The Company operates its business in various countries, and accordingly attempts to utilize an efficient operating model to structure its tax payments based on the laws in the countries in which the Company operates. This can cause disputes between the Company and various tax authorities in different parts of the world.

 

In particular, following audits of the Company’s 2002 through 2007 corporate tax returns, the Israeli Tax Authority (the “ITA”) issued orders challenging its positions on several issues, including matters such as the tax consequences of investment outside Israel of funds earned, deductibility of expenses attributable to employee stock options, percentage of foreign ownership of its shares which might influence the tax benefits derived from its approved enterprises, taxation of interest earned outside of Israel by a wholly-owned Singapore subsidiary and deductibility of research and development expenses. A significant amount in dispute relates to the treatment of financial income on cash that is held and managed by the Company’s wholly-owned Singapore subsidiary, which the ITA is seeking to tax in Israel.

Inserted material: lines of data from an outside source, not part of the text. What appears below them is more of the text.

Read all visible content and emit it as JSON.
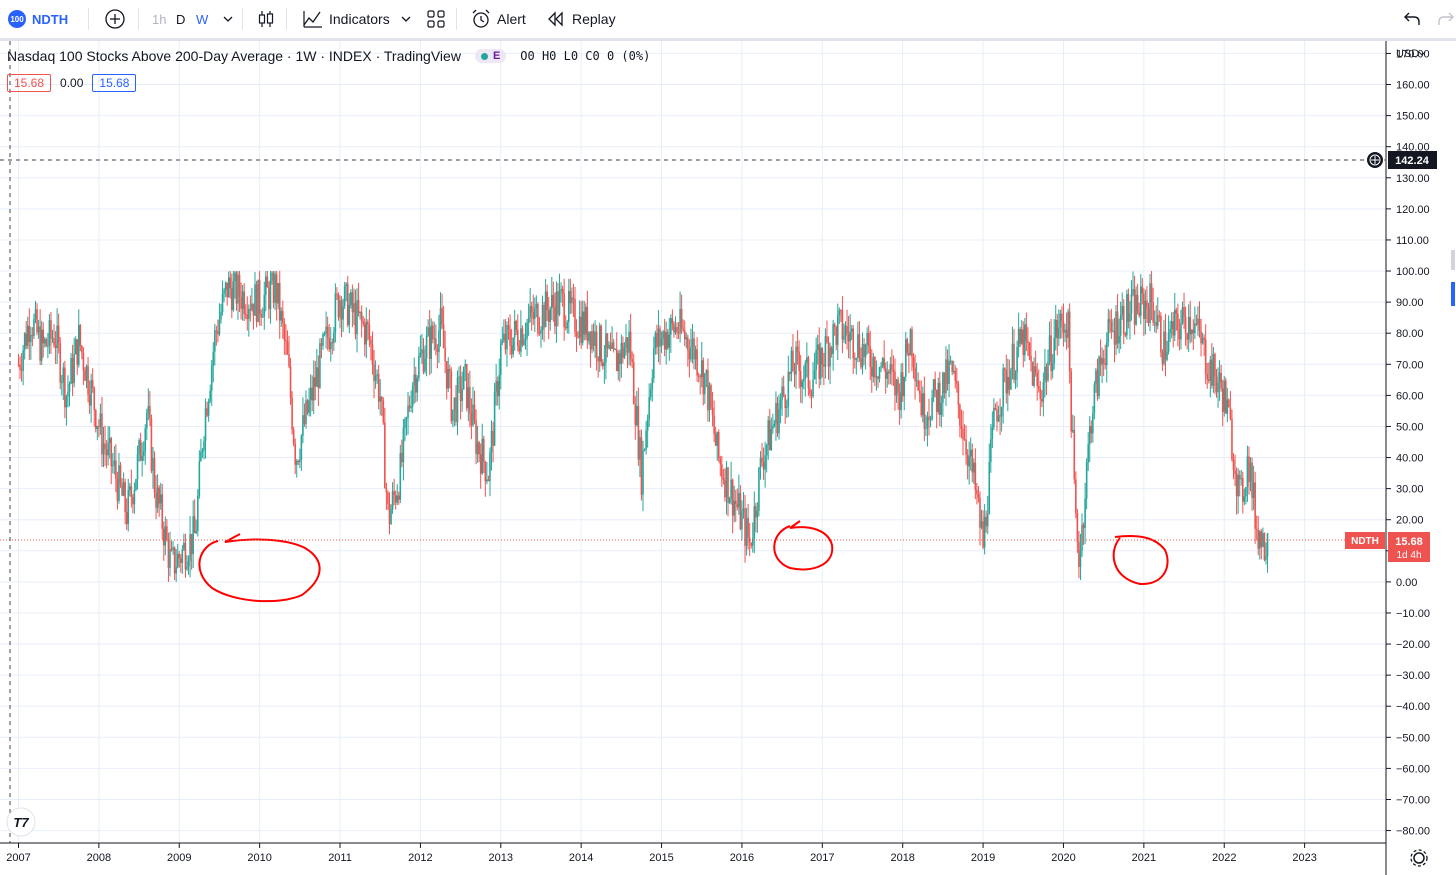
{
  "toolbar": {
    "symbol_badge": "100",
    "symbol": "NDTH",
    "tf_1h": "1h",
    "tf_d": "D",
    "tf_w": "W",
    "indicators": "Indicators",
    "alert": "Alert",
    "replay": "Replay"
  },
  "legend": {
    "title": "Nasdaq 100 Stocks Above 200-Day Average · 1W · INDEX · TradingView",
    "badge": "E",
    "ohlc": "O0 H0 L0 C0 0 (0%)",
    "value1": "15.68",
    "value2": "0.00",
    "value3": "15.68"
  },
  "price_axis": {
    "currency": "USD",
    "crosshair_label": "142.24",
    "symbol_tag": "NDTH",
    "last_value": "15.68",
    "countdown": "1d 4h"
  },
  "colors": {
    "up": "#26a69a",
    "down": "#ef5350",
    "accent": "#2962ff",
    "annotation": "#ff0000"
  },
  "chart_data": {
    "type": "candlestick",
    "title": "Nasdaq 100 Stocks Above 200-Day Average",
    "interval": "1W",
    "ylim": [
      -84,
      174
    ],
    "y_ticks": [
      170,
      160,
      150,
      140,
      130,
      120,
      110,
      100,
      90,
      80,
      70,
      60,
      50,
      40,
      30,
      20,
      10,
      0,
      -10,
      -20,
      -30,
      -40,
      -50,
      -60,
      -70,
      -80
    ],
    "y_tick_labels": [
      "170.00",
      "160.00",
      "150.00",
      "140.00",
      "130.00",
      "120.00",
      "110.00",
      "100.00",
      "90.00",
      "80.00",
      "70.00",
      "60.00",
      "50.00",
      "40.00",
      "30.00",
      "20.00",
      "10.00",
      "0.00",
      "−10.00",
      "−20.00",
      "−30.00",
      "−40.00",
      "−50.00",
      "−60.00",
      "−70.00",
      "−80.00"
    ],
    "x_ticks": [
      "2007",
      "2008",
      "2009",
      "2010",
      "2011",
      "2012",
      "2013",
      "2014",
      "2015",
      "2016",
      "2017",
      "2018",
      "2019",
      "2020",
      "2021",
      "2022",
      "2023"
    ],
    "x_range_years": [
      2006.77,
      2024.0
    ],
    "last_value": 15.68,
    "crosshair_value": 142.24,
    "series_closes": [
      [
        2007.0,
        70
      ],
      [
        2007.15,
        85
      ],
      [
        2007.3,
        75
      ],
      [
        2007.45,
        80
      ],
      [
        2007.6,
        60
      ],
      [
        2007.75,
        78
      ],
      [
        2007.9,
        62
      ],
      [
        2008.05,
        45
      ],
      [
        2008.2,
        35
      ],
      [
        2008.35,
        22
      ],
      [
        2008.5,
        40
      ],
      [
        2008.6,
        55
      ],
      [
        2008.7,
        30
      ],
      [
        2008.8,
        18
      ],
      [
        2008.9,
        5
      ],
      [
        2009.0,
        8
      ],
      [
        2009.1,
        12
      ],
      [
        2009.2,
        15
      ],
      [
        2009.3,
        50
      ],
      [
        2009.45,
        80
      ],
      [
        2009.6,
        95
      ],
      [
        2009.8,
        92
      ],
      [
        2010.0,
        90
      ],
      [
        2010.2,
        95
      ],
      [
        2010.35,
        70
      ],
      [
        2010.45,
        40
      ],
      [
        2010.6,
        55
      ],
      [
        2010.8,
        75
      ],
      [
        2011.0,
        92
      ],
      [
        2011.2,
        85
      ],
      [
        2011.35,
        80
      ],
      [
        2011.5,
        60
      ],
      [
        2011.6,
        20
      ],
      [
        2011.75,
        35
      ],
      [
        2011.9,
        65
      ],
      [
        2012.05,
        75
      ],
      [
        2012.25,
        82
      ],
      [
        2012.4,
        55
      ],
      [
        2012.55,
        65
      ],
      [
        2012.7,
        45
      ],
      [
        2012.85,
        35
      ],
      [
        2013.0,
        75
      ],
      [
        2013.2,
        80
      ],
      [
        2013.4,
        85
      ],
      [
        2013.6,
        88
      ],
      [
        2013.75,
        90
      ],
      [
        2013.9,
        85
      ],
      [
        2014.1,
        82
      ],
      [
        2014.25,
        75
      ],
      [
        2014.4,
        70
      ],
      [
        2014.6,
        78
      ],
      [
        2014.75,
        35
      ],
      [
        2014.9,
        75
      ],
      [
        2015.05,
        80
      ],
      [
        2015.2,
        82
      ],
      [
        2015.4,
        75
      ],
      [
        2015.55,
        65
      ],
      [
        2015.7,
        40
      ],
      [
        2015.85,
        30
      ],
      [
        2016.0,
        20
      ],
      [
        2016.1,
        12
      ],
      [
        2016.25,
        40
      ],
      [
        2016.45,
        55
      ],
      [
        2016.65,
        70
      ],
      [
        2016.85,
        65
      ],
      [
        2017.05,
        75
      ],
      [
        2017.2,
        82
      ],
      [
        2017.4,
        78
      ],
      [
        2017.6,
        72
      ],
      [
        2017.8,
        68
      ],
      [
        2017.95,
        60
      ],
      [
        2018.1,
        80
      ],
      [
        2018.25,
        55
      ],
      [
        2018.45,
        60
      ],
      [
        2018.6,
        68
      ],
      [
        2018.75,
        50
      ],
      [
        2018.9,
        30
      ],
      [
        2019.0,
        12
      ],
      [
        2019.15,
        55
      ],
      [
        2019.35,
        70
      ],
      [
        2019.5,
        78
      ],
      [
        2019.7,
        60
      ],
      [
        2019.9,
        80
      ],
      [
        2020.05,
        85
      ],
      [
        2020.15,
        20
      ],
      [
        2020.2,
        8
      ],
      [
        2020.35,
        55
      ],
      [
        2020.5,
        75
      ],
      [
        2020.7,
        85
      ],
      [
        2020.9,
        88
      ],
      [
        2021.1,
        90
      ],
      [
        2021.25,
        75
      ],
      [
        2021.4,
        82
      ],
      [
        2021.6,
        85
      ],
      [
        2021.8,
        70
      ],
      [
        2022.0,
        60
      ],
      [
        2022.1,
        45
      ],
      [
        2022.2,
        25
      ],
      [
        2022.3,
        40
      ],
      [
        2022.4,
        18
      ],
      [
        2022.5,
        12
      ],
      [
        2022.55,
        15.68
      ]
    ]
  }
}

In an additional challenge to this amount, the ITA reclassified the transfer of funds from Check Point to its subsidiary in Singapore as a dividend for purposes of the Law for the Encouragement of Capital Investments, which would result in tax on the funds transferred. The ITA orders also contest its positions on various other issues. The ITA therefore demanded the payment of additional taxes in the aggregate amount of NIS 2,819 million (approximately $755,000) with respect to these six tax years (this amount includes interest through December 31, 2012). The Company has appealed the orders relating to all six years with the Tel Aviv District Court, and these appeals are pending. There can be no assurance that the court will accept the Company’s positions on these matters or others and, in such an event, the Company may record additional tax expenses if these matters are settled for amounts in excess of its current provisions. In addition, the ITA has issued assessments for the 2008 tax year in which it demanded the payment of additional taxes in the aggregate amount of NIS 254 million (approximately $68,000) with respect to this year, including interest through the assessment date of December 30, 2012. The Company expects to file objections to these assessments. There can be no assurance that the ITA will accept the Company’s positions on matters raised and, if it does not, an order for the 2008 tax year will be issued.

The Company is currently named as a defendant in two patent related lawsuits and has filed for a declaratory judgment in another patent related case. All of the plaintiffs or adversaries are non-practicing entities. They are businesses established to hold the patents and they are seeking monetary damages by alleging that a product feature infringes a patent. The Company currently intends to vigorously defend these claims. However, as with most litigation, the outcome is difficult to determine. At this time, the Company does not expect the ultimate resolution of these litigation matters to be material to its business, results of operations and financial condition. The Company believes that a loss in excess of its accrued liability with respect to these claims is neither probable nor reasonably possible.

 

Further, the Company is the defendant in various other lawsuits, including employment-related litigation claims, lease termination claims and other legal proceedings in the normal course of its business. Litigation and governmental proceedings can be expensive, lengthy and disruptive to normal business operations, and can require extensive management attention and resources, regardless of their merit. While the Company intends to defend the aforementioned matters vigorously, it believes that a loss in excess of its accrued liability with respect to these claims is neither probable nor reasonably possible.